In D30845#694140, @kib wrote:

You can see the use in bhyve in https://github.com/CTSRD-CHERI/freebsd-morello/commit/d12af6f53e9c9ba08d80974be2fbce7fa9381f95#diff-1c77bb82662186164af0461f49f764096e3c3bd3d3f324a2db019d242cbdb3de

Is there anywhere in the vm code it would make sense to call pmap_pre_destroy? If so I can look at making it a MI interface.

I do not think the dead state in the proposed interpretation can be set earlier than in pmap_remove_pages(), but there it is already useless. We cannot set it earlier because pmap_remove_pages() is the first call into pmap on the path of the vmspace destruction. On the other hand, we do not destroy vmspace until only the current thread has this pmap active, and no new activations of this pmap can occur. So nothing should invalidate the pmap on remote CPUs.

Is bhyve actually taking advantage of pmap_remove_pages()? I glanced at the file that Andrew sent a link to, and it appears to me that bhyve performs a series of vm_map_remove()s, which call pmap_remove(), before performing vmspace_free(). So, pmap_remove_pages() never gets called. Whereas pmap_remove_pages() does a single TLB invalidation on the whole address space, pmap_remove() is performing a TLB invalidation per valid PTE destroyed.

In D30845#694803, @alc wrote:

Whereas pmap_remove_pages() does a single TLB invalidation on the whole address space ...

BTW I asked myself why this invalidation is performed by pmap_remove_pages() at all, at least on amd64. There is no more userspace that can activate our pmap. So for the same reason that DI is not entered there, can we avoid the invalidation?

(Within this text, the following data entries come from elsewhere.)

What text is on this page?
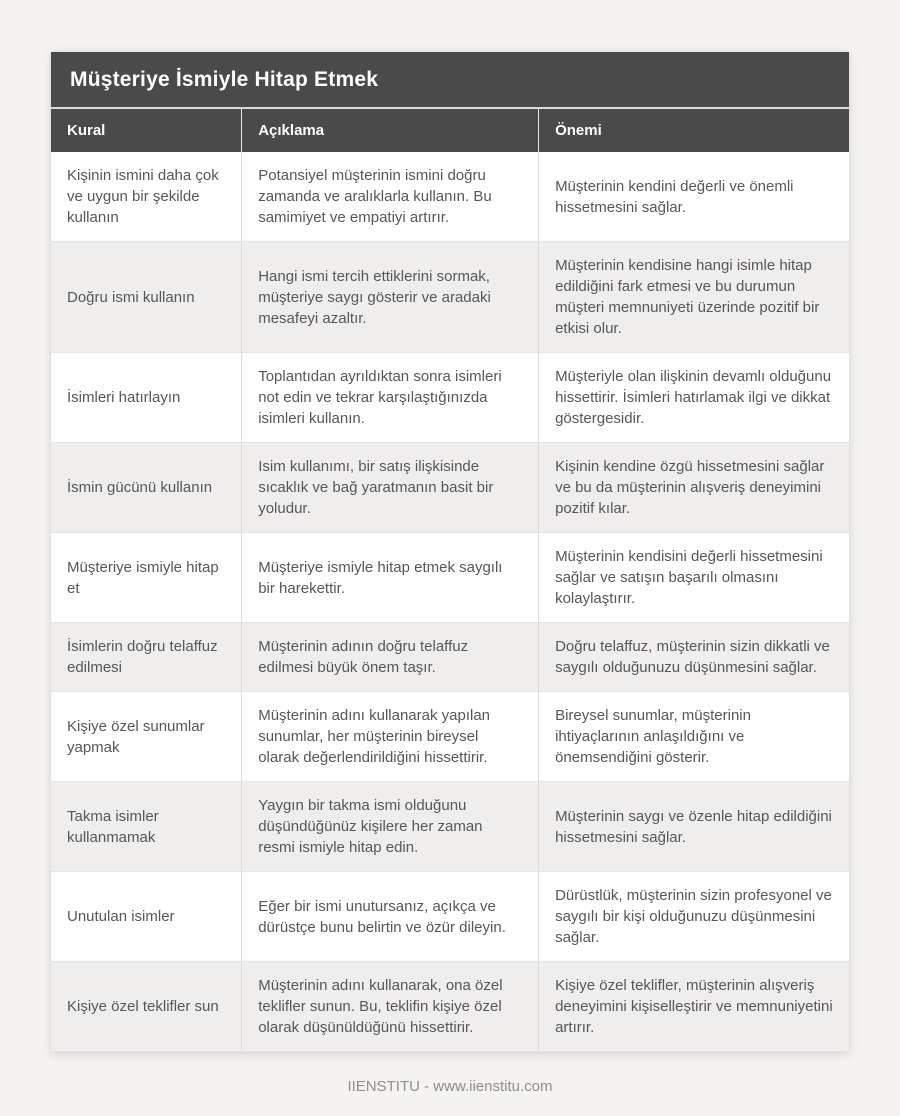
Müşteriye İsmiyle Hitap Etmek
Kural	Açıklama	Önemi
Kişinin ismini daha çok ve uygun bir şekilde kullanın	Potansiyel müşterinin ismini doğru zamanda ve aralıklarla kullanın. Bu samimiyet ve empatiyi artırır.	Müşterinin kendini değerli ve önemli hissetmesini sağlar.
Doğru ismi kullanın	Hangi ismi tercih ettiklerini sormak, müşteriye saygı gösterir ve aradaki mesafeyi azaltır.	Müşterinin kendisine hangi isimle hitap edildiğini fark etmesi ve bu durumun müşteri memnuniyeti üzerinde pozitif bir etkisi olur.
İsimleri hatırlayın	Toplantıdan ayrıldıktan sonra isimleri not edin ve tekrar karşılaştığınızda isimleri kullanın.	Müşteriyle olan ilişkinin devamlı olduğunu hissettirir. İsimleri hatırlamak ilgi ve dikkat göstergesidir.
İsmin gücünü kullanın	Isim kullanımı, bir satış ilişkisinde sıcaklık ve bağ yaratmanın basit bir yoludur.	Kişinin kendine özgü hissetmesini sağlar ve bu da müşterinin alışveriş deneyimini pozitif kılar.
Müşteriye ismiyle hitap et	Müşteriye ismiyle hitap etmek saygılı bir harekettir.	Müşterinin kendisini değerli hissetmesini sağlar ve satışın başarılı olmasını kolaylaştırır.
İsimlerin doğru telaffuz edilmesi	Müşterinin adının doğru telaffuz edilmesi büyük önem taşır.	Doğru telaffuz, müşterinin sizin dikkatli ve saygılı olduğunuzu düşünmesini sağlar.
Kişiye özel sunumlar yapmak	Müşterinin adını kullanarak yapılan sunumlar, her müşterinin bireysel olarak değerlendirildiğini hissettirir.	Bireysel sunumlar, müşterinin ihtiyaçlarının anlaşıldığını ve önemsendiğini gösterir.
Takma isimler kullanmamak	Yaygın bir takma ismi olduğunu düşündüğünüz kişilere her zaman resmi ismiyle hitap edin.	Müşterinin saygı ve özenle hitap edildiğini hissetmesini sağlar.
Unutulan isimler	Eğer bir ismi unutursanız, açıkça ve dürüstçe bunu belirtin ve özür dileyin.	Dürüstlük, müşterinin sizin profesyonel ve saygılı bir kişi olduğunuzu düşünmesini sağlar.
Kişiye özel teklifler sun	Müşterinin adını kullanarak, ona özel teklifler sunun. Bu, teklifin kişiye özel olarak düşünüldüğünü hissettirir.	Kişiye özel teklifler, müşterinin alışveriş deneyimini kişiselleştirir ve memnuniyetini artırır.
IIENSTITU - www.iienstitu.com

It would occur after final teardown of vmspace, on the last context switch anyway.

I convinced myself that the invalidation prevents any speculative loads of PTEs and higher paging structures, but this is relatively weak reason for an IPI.

A couple thoughts:

  1. I'm curious to know if the nested page table pmap is active on the current processor when bhyve is destroying the guest physical address space. If so, it ought to be calling pmap_remove_pages(), whether it is running on arm64 or any other architecture. That said, pmap_remove_pages() won't help if the guest physical address space is wired memory to allow direct access to, e.g., SR-IOV devices.
  2. I wonder if adding a current activation count to the pmap and when that count is zero resetting the pmap's ASID rather than performing TLB invalidations wouldn't be a better, more general solution if pmap_remove_pages() can't be used.